En ce sens et par avance, je ne saurais décrire les qualités objectives de ce disque d'ambiant, et ce n'est pas mon but parce que l’expérience que vous vivrez pendant l'écoute sera différente de la mienne car purement personnelle, et je crois que cela a toujours été le but des scandinaves lorsqu'ils ont composé ce chef d'oeuvre.
Absolument pas black (sans déconner) et assez loin de ce à quoi j'étais habitué avec
Perdition City, selon moi le meilleur d'ulver à ce jour,
The Assassination of Julius Caesar est d'avis personnel parfaitement équilibré, on est toujours sur un disque à dominante ambiant, mais ce coté rétro dans les utilisations du clavier et des rythmes lui donne incontestablement une note de groove qui me fait souvent penser à Killing joke ou Depeche Mode dans une certaine mesure.Lorsque vous écouterez les deux premiers titres, c'est à dire Les 15 premières minutes qui vous mettront directement dans le ton, vous comprendrez alors de quoi je parle.
C'est justement Nemoralia qui ouvre le bal. Basse sismique, très présente, presque lourde, pour appuyez un tempo lent, que vient sublimer la voix de Garm et quelques cœurs légers bien amenés. Une même idée m'est venue lors de l'écoute de Rolling
Stone, et surtout après une première étude des paroles. Ces deux premiers titres dégagent une forme de sensualité , voire d'érotisme. Sans doute est-ce l'utilisation presque old school des claviers, le travail excellent effectué sur les chœurs, et bien entendu les lyrics qui renforcent cette sensation. Certains passages donnent l'impression d'appartenir à la bande originale d'un vieux film des 80', et ça a son effet, croyez moi.
So
Fall The World est le joyau du disque, un très bon exemple de ce que j'essaie de décrire plus bas. Intro et Outro au piano. D'une mélancolie et d'une grandeur grave et désespérées à toute épreuve qui peuvent facilement vous tirer les larmes si vous êtes dans une période sombre ou délicate de votre vie. Est ce le but ? Qui sait...

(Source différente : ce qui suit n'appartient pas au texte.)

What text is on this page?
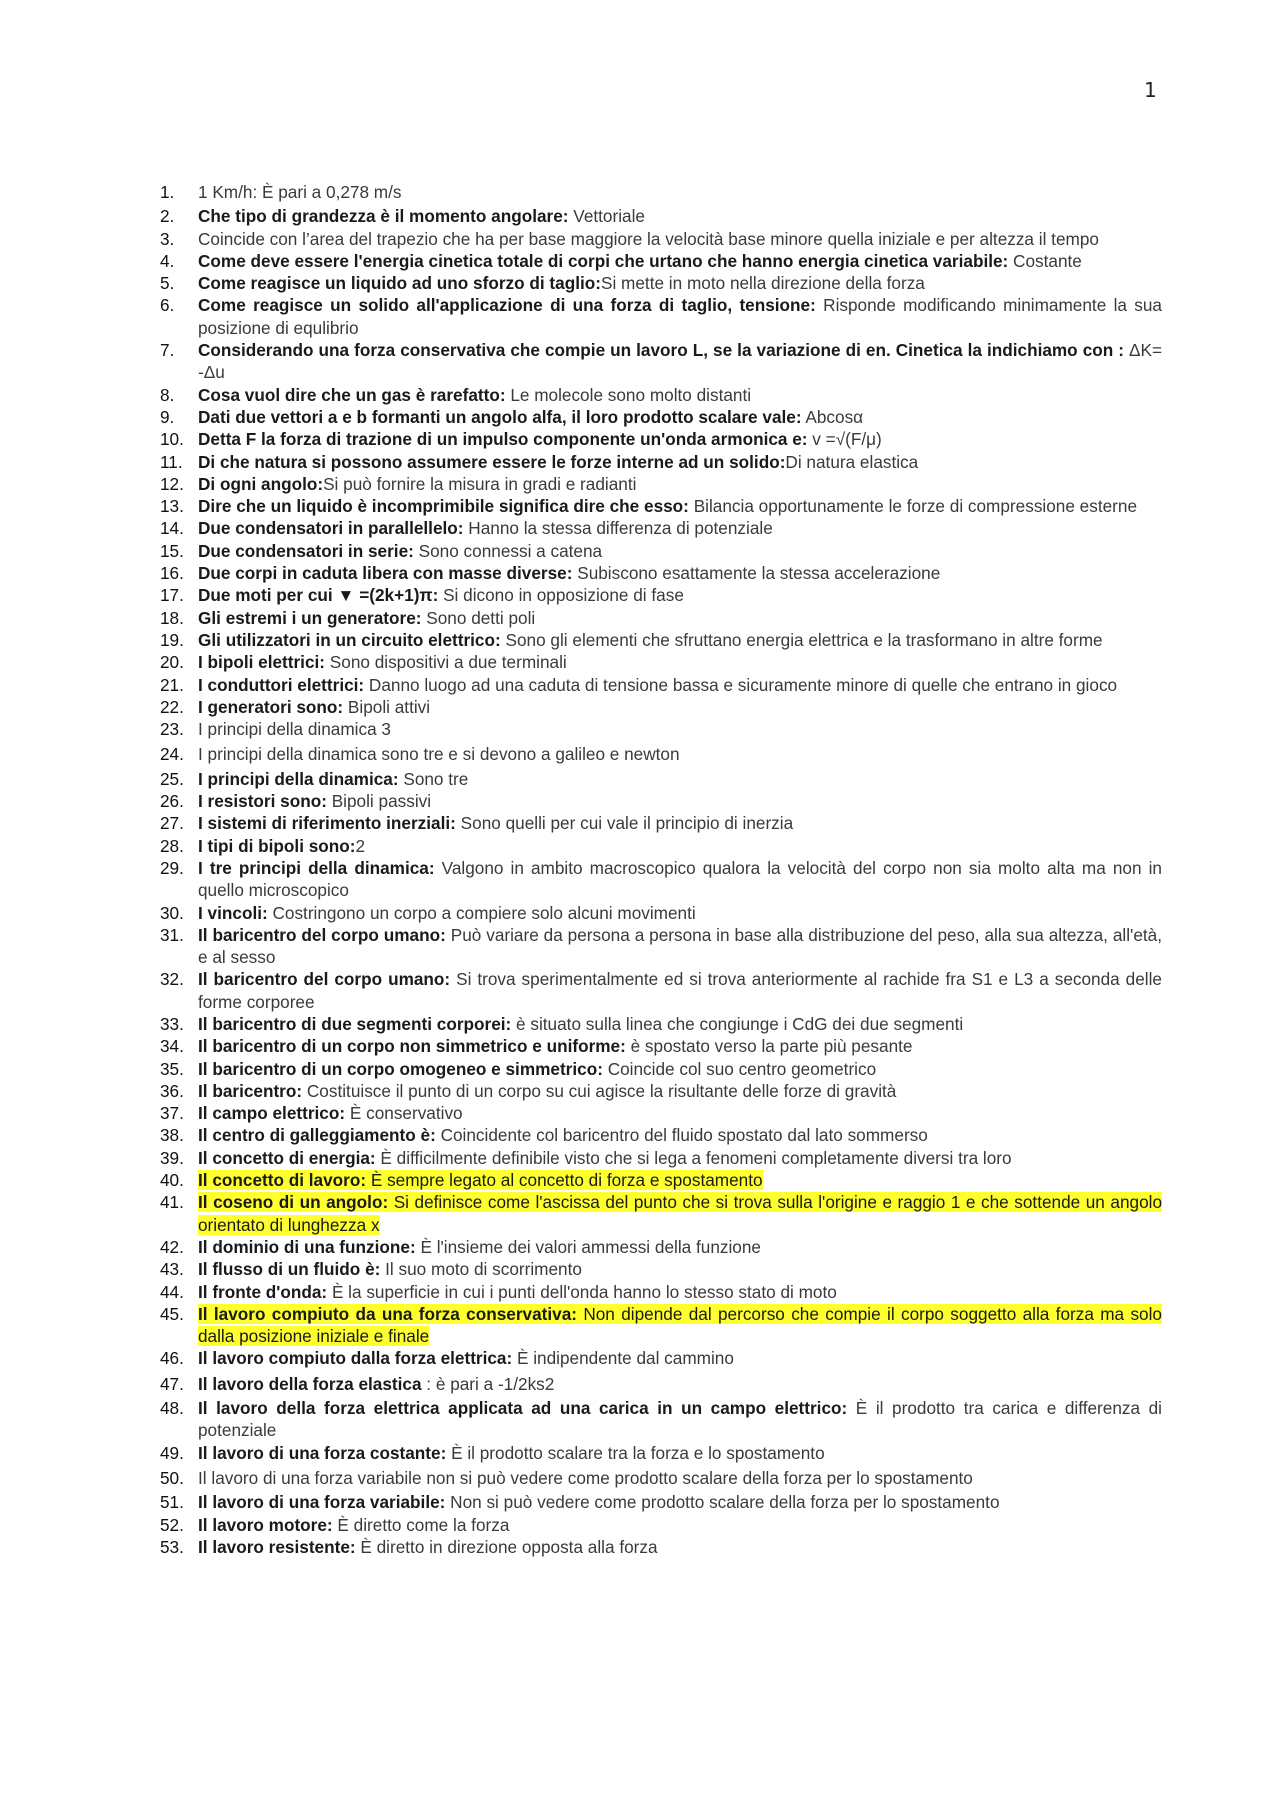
1
1.	1 Km/h: È pari a 0,278 m/s
2.	Che tipo di grandezza è il momento angolare: Vettoriale
3.	Coincide con l’area del trapezio che ha per base maggiore la velocità base minore quella iniziale e per altezza il tempo
4.	Come deve essere l'energia cinetica totale di corpi che urtano che hanno energia cinetica variabile: Costante
5.	Come reagisce un liquido ad uno sforzo di taglio:Si mette in moto nella direzione della forza
6.	Come reagisce un solido all'applicazione di una forza di taglio, tensione: Risponde modificando minimamente la sua posizione di equlibrio
7.	Considerando una forza conservativa che compie un lavoro L, se la variazione di en. Cinetica la indichiamo con : ΔK= -Δu
8.	Cosa vuol dire che un gas è rarefatto: Le molecole sono molto distanti
9.	Dati due vettori a e b formanti un angolo alfa, il loro prodotto scalare vale: Abcosα
10. Detta F la forza di trazione di un impulso componente un'onda armonica e: v =√(F/μ)
11. Di che natura si possono assumere essere le forze interne ad un solido:Di natura elastica
12. Di ogni angolo:Si può fornire la misura in gradi e radianti
13. Dire che un liquido è incomprimibile significa dire che esso: Bilancia opportunamente le forze di compressione esterne
14. Due condensatori in parallellelo: Hanno la stessa differenza di potenziale
15. Due condensatori in serie: Sono connessi a catena
16. Due corpi in caduta libera con masse diverse: Subiscono esattamente la stessa accelerazione
17. Due moti per cui ▼ =(2k+1)π: Si dicono in opposizione di fase
18. Gli estremi i un generatore: Sono detti poli
19. Gli utilizzatori in un circuito elettrico: Sono gli elementi che sfruttano energia elettrica e la trasformano in altre forme
20. I bipoli elettrici: Sono dispositivi a due terminali
21. I conduttori elettrici: Danno luogo ad una caduta di tensione bassa e sicuramente minore di quelle che entrano in gioco
22. I generatori sono: Bipoli attivi
23. I principi della dinamica 3
24. I principi della dinamica sono tre e si devono a galileo e newton
25. I principi della dinamica: Sono tre
26. I resistori sono: Bipoli passivi
27. I sistemi di riferimento inerziali: Sono quelli per cui vale il principio di inerzia
28. I tipi di bipoli sono:2
29. I tre principi della dinamica: Valgono in ambito macroscopico qualora la velocità del corpo non sia molto alta ma non in quello microscopico
30. I vincoli: Costringono un corpo a compiere solo alcuni movimenti
31. Il baricentro del corpo umano: Può variare da persona a persona in base alla distribuzione del peso, alla sua altezza, all'età, e al sesso
32. Il baricentro del corpo umano: Si trova sperimentalmente ed si trova anteriormente al rachide fra S1 e L3 a seconda delle forme corporee
33. Il baricentro di due segmenti corporei: è situato sulla linea che congiunge i CdG dei due segmenti
34. Il baricentro di un corpo non simmetrico e uniforme: è spostato verso la parte più pesante
35. Il baricentro di un corpo omogeneo e simmetrico: Coincide col suo centro geometrico
36. Il baricentro: Costituisce il punto di un corpo su cui agisce la risultante delle forze di gravità
37. Il campo elettrico: È conservativo
38. Il centro di galleggiamento è: Coincidente col baricentro del fluido spostato dal lato sommerso
39. Il concetto di energia: È difficilmente definibile visto che si lega a fenomeni completamente diversi tra loro
40. Il concetto di lavoro: È sempre legato al concetto di forza e spostamento
41. Il coseno di un angolo: Si definisce come l'ascissa del punto che si trova sulla l'origine e raggio 1 e che sottende un angolo orientato di lunghezza x
42. Il dominio di una funzione: È l'insieme dei valori ammessi della funzione
43. Il flusso di un fluido è: Il suo moto di scorrimento
44. Il fronte d'onda: È la superficie in cui i punti dell'onda hanno lo stesso stato di moto
45. Il lavoro compiuto da una forza conservativa: Non dipende dal percorso che compie il corpo soggetto alla forza ma solo dalla posizione iniziale e finale
46. Il lavoro compiuto dalla forza elettrica: È indipendente dal cammino
47. Il lavoro della forza elastica : è pari a -1/2ks2
48. Il lavoro della forza elettrica applicata ad una carica in un campo elettrico: È il prodotto tra carica e differenza di potenziale
49. Il lavoro di una forza costante: È il prodotto scalare tra la forza e lo spostamento
50. Il lavoro di una forza variabile non si può vedere come prodotto scalare della forza per lo spostamento
51. Il lavoro di una forza variabile: Non si può vedere come prodotto scalare della forza per lo spostamento
52. Il lavoro motore: È diretto come la forza
53. Il lavoro resistente: È diretto in direzione opposta alla forza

Fous que nous sommes, en tant qu'amateurs d'ambiant, n'est ce pas implicitement ce que nous recherchons lorsque nous attelons à l'écoute d'un nouvel album ? Tempo lent au gout d’inévitable et paroles aux airs de fin du monde, faisant certainement un parallèle entre la chute de l'empire romain et les chutes répétées des empires suivants, ce morceau est un parfait représentant du concept qu'ont je pense voulu imprimer les Norvégiens dans leur disque. On le retrouve dans plusieurs titres.
Ici tout est affaire de choix, de contraste dans les ambiances, les breaks (appelons ça des breaks) et l’enchaînement des morceaux. Tantôt mélancoliques et grandioses, tantôt rythmés et catchy. Et tout le charme du disque est là.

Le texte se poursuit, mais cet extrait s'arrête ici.